Nadifo Elmi Wasuge, 34, is pleased with the decision she made to sell up her remaining livestock and go into business by opening a small restaurant in Beledweyne.
She auctioned off her remaining 28 goats last July, selling them for $414 after visiting the livestock market three days in a row waiting for the best offer. Six months into her restaurant business, she is really glad she made the livelihood change.
“I took a decision to do this because I no longer had a good reason to hold on to the feeble livestock I had left. Those animals could no longer offer a stable livelihood and none of them was strong enough to give birth. I thought of starting a business from selling them off,” Nadifo said.
Life now in the town is a far cry from the pastoralist life she was leading in Yasoman village, 30 km east of Bulo-Burte, in Hiran region. The drought hit the family hard and they lost 142 goats. Her husband also died and she remains with five children to care for alone.
Nadifo does the cooking in the restaurant and employs one waiter at $2 a day to serve mainly manual workers who are her regular customers. She buys fresh produce cheaply from the local farms.
The money she makes in the restaurant covers her rent, two children’s school fees, and other basic needs for the family.
This income has transformed her family’s lives. After migrating from the rural area and living on hand-outs from relatives in El-Jalle village on the outskirts of town, she now rents a two-room house in Beledweyne she rents for $20.
Nadifo has enrolled her eldest two children at a local school, with fees of $10 a month for each child.
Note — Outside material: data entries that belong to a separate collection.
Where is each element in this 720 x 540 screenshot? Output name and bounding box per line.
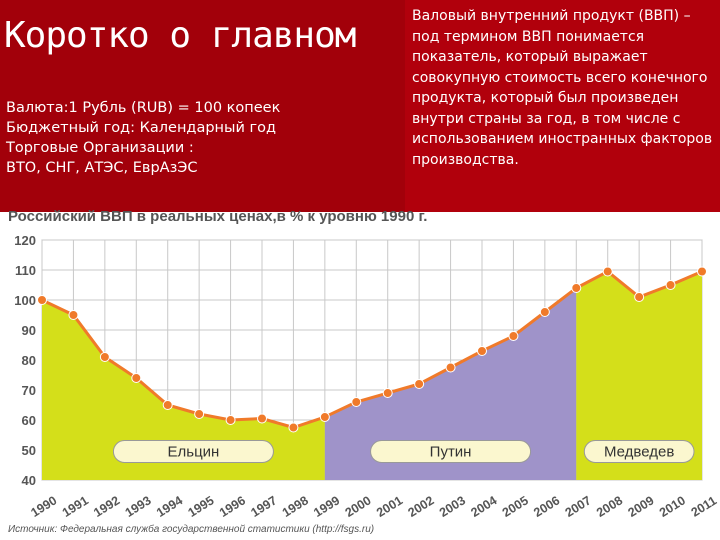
data-point	[37, 295, 47, 305]
gdp-series	[37, 266, 707, 433]
data-point	[225, 415, 236, 425]
period-badge	[583, 440, 695, 463]
data-point	[319, 412, 330, 422]
data-point	[162, 400, 173, 410]
x-tick-label: 2006	[531, 493, 562, 520]
info-budget-year: Бюджетный год: Календарный год	[6, 120, 277, 136]
x-tick-label: 1999	[311, 493, 342, 520]
x-tick-label: 1993	[123, 493, 154, 520]
period-area-1	[42, 300, 325, 480]
x-axis-ticks: 1990 1991 1992 1993 1994 1995 1996 1997 1998 1999…	[28, 493, 719, 520]
y-tick-label: 60	[22, 413, 36, 428]
y-tick-label: 50	[22, 443, 36, 458]
y-tick-label: 80	[22, 353, 36, 368]
slide-title: Коротко о главном	[4, 15, 356, 56]
x-tick-label: 2008	[594, 493, 625, 520]
period-label: Путин	[430, 444, 472, 461]
data-point	[602, 266, 613, 277]
x-tick-label: 2004	[468, 493, 499, 520]
y-tick-label: 90	[22, 323, 36, 338]
period-badge	[370, 440, 532, 463]
y-tick-label: 110	[15, 263, 36, 278]
x-tick-label: 1994	[154, 493, 185, 520]
x-tick-label: 1992	[91, 493, 122, 520]
data-point	[68, 310, 79, 320]
x-tick-label: 1998	[280, 493, 311, 520]
data-point	[508, 331, 519, 341]
x-tick-label: 1990	[28, 493, 59, 520]
x-tick-label: 2005	[500, 493, 531, 520]
data-point	[351, 397, 362, 407]
chart-title: Российский ВВП в реальных ценах,в % к ур…	[8, 208, 428, 225]
gdp-chart: Ельцин Путин Медведев 40 50 60 70 80 90 100 110 12…	[14, 233, 719, 520]
period-label: Медведев	[604, 444, 674, 461]
data-point	[257, 413, 267, 424]
x-tick-label: 2003	[437, 493, 468, 520]
period-area-3	[576, 271, 702, 480]
gdp-definition: Валовый внутренний продукт (ВВП) – под т…	[412, 8, 713, 168]
data-point	[697, 266, 707, 277]
source-note: Источник: Федеральная служба государстве…	[8, 524, 375, 535]
info-trade-orgs: ВТО, СНГ, АТЭС, ЕврАзЭС	[6, 160, 198, 176]
data-point	[571, 283, 582, 293]
info-currency: Валюта:1 Рубль (RUB) = 100 копеек	[6, 100, 281, 116]
data-point	[99, 352, 110, 362]
y-tick-label: 100	[14, 293, 36, 308]
y-tick-label: 120	[14, 233, 36, 248]
data-point	[194, 409, 205, 419]
data-point	[414, 379, 425, 389]
x-tick-label: 2000	[343, 493, 374, 520]
x-tick-label: 1995	[186, 493, 217, 520]
period-labels: Ельцин Путин Медведев	[112, 440, 695, 463]
x-tick-label: 2002	[406, 493, 437, 520]
header-left-panel	[0, 0, 405, 212]
data-point	[634, 292, 645, 302]
info-block: Валюта:1 Рубль (RUB) = 100 копеек Бюджет…	[6, 98, 280, 178]
y-tick-label: 70	[22, 383, 36, 398]
data-point	[477, 346, 487, 356]
x-tick-label: 1996	[217, 493, 248, 520]
data-point	[665, 280, 676, 290]
y-axis-ticks: 40 50 60 70 80 90 100 110 120	[14, 233, 36, 488]
y-tick-label: 40	[22, 473, 36, 488]
x-tick-label: 2011	[689, 493, 719, 519]
x-tick-label: 2010	[657, 493, 688, 520]
data-point	[288, 422, 299, 433]
x-tick-label: 2001	[374, 493, 405, 520]
data-point	[445, 362, 456, 373]
gdp-line	[41, 269, 703, 430]
data-point	[131, 373, 142, 383]
data-point	[539, 307, 550, 317]
period-badge	[112, 440, 274, 463]
x-tick-label: 1991	[60, 493, 91, 520]
info-trade-orgs-label: Торговые Организации :	[6, 140, 194, 156]
data-point	[382, 388, 393, 398]
period-label: Ельцин	[168, 444, 220, 461]
x-tick-label: 2007	[563, 493, 594, 520]
x-tick-label: 1997	[248, 493, 279, 520]
x-tick-label: 2009	[626, 493, 657, 520]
“I have no plans to return to the previous pastoralist life, as I enjoy a better living standard in the town and I am happy that my children can go to school, which they could not do in the rural areas,” she told Radio Ergo.
In the past three years of drought around 11,500 people have migrated to Beledweyne, according to the records kept by Sheikh Hussein Osman Ali, vice-commissioner of social affairs in Hiran’s administration.
These pastoralist families came from other part of Hiran and neighbouring Bay and Bakol regions. They were forced to join IDP camps in and around Beledweyne. Most need support in order to resume their previous livelihood, if that is their choice, or to take up other ways of life.